Before arriving in the Northeast, though, a storm system that may turn into the nor’easter will almost certainly bring “headline-grabbing” thunderstorms and tornadoes late Monday from Nashville, Tennessee, to Birmingham, Alabama, said Dave Samuel, a meteorologist with AccuWeather Inc. in State College, Pennsylvania. “It could even be the biggest severe weather outbreaks of this year,” he said.

Pacific Disturbance

That system is expected to bring slushy snow Tuesday to Appalachia as it moves toward the East Coast, where it’s poised to join with an upper-level disturbance currently moving off the Pacific Ocean into California and forecast to whip across the continent. If the two pieces come together the right way, then a large nor’easter could form, Samuel said.

Heavy rains could cause mudslides and floods around Los Angeles, the weather service said.

Adding to the situation is an abundance of cold air available to turn any precipitation into snow, said Gary Best, a meteorologist at Hometown Forecast Services Inc. in Nashua, New Hampshire.

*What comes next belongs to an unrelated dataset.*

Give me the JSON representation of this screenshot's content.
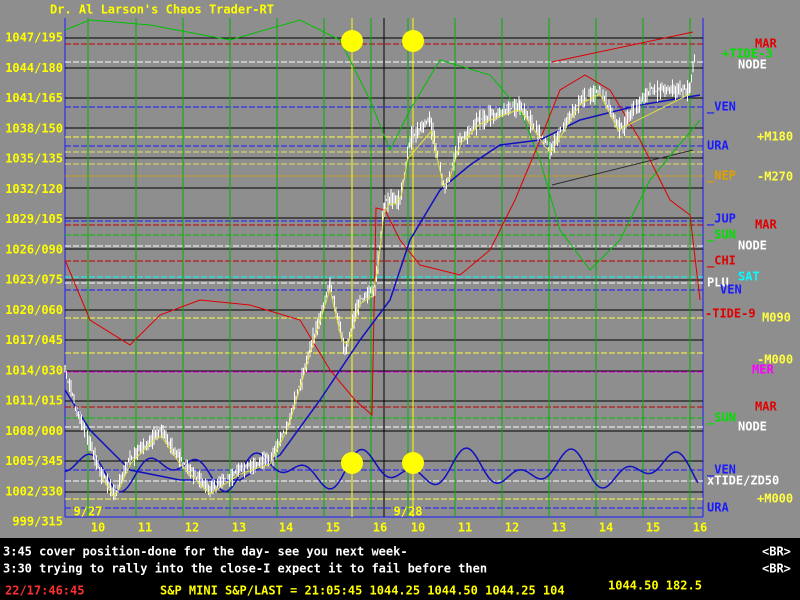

A block in the atmosphere over Greenland, which helped spur the past storms, is still in place, he said, adding that “as long as the Greenland block is there, these storms are going to keep coming at us.”

While it’s still a bit early to say, another potential storm could hit the East Coast early next week, Best said.

“It could be a hit or a miss, but the way things have been going this year, it will probably be more of a hit than a miss,” he said.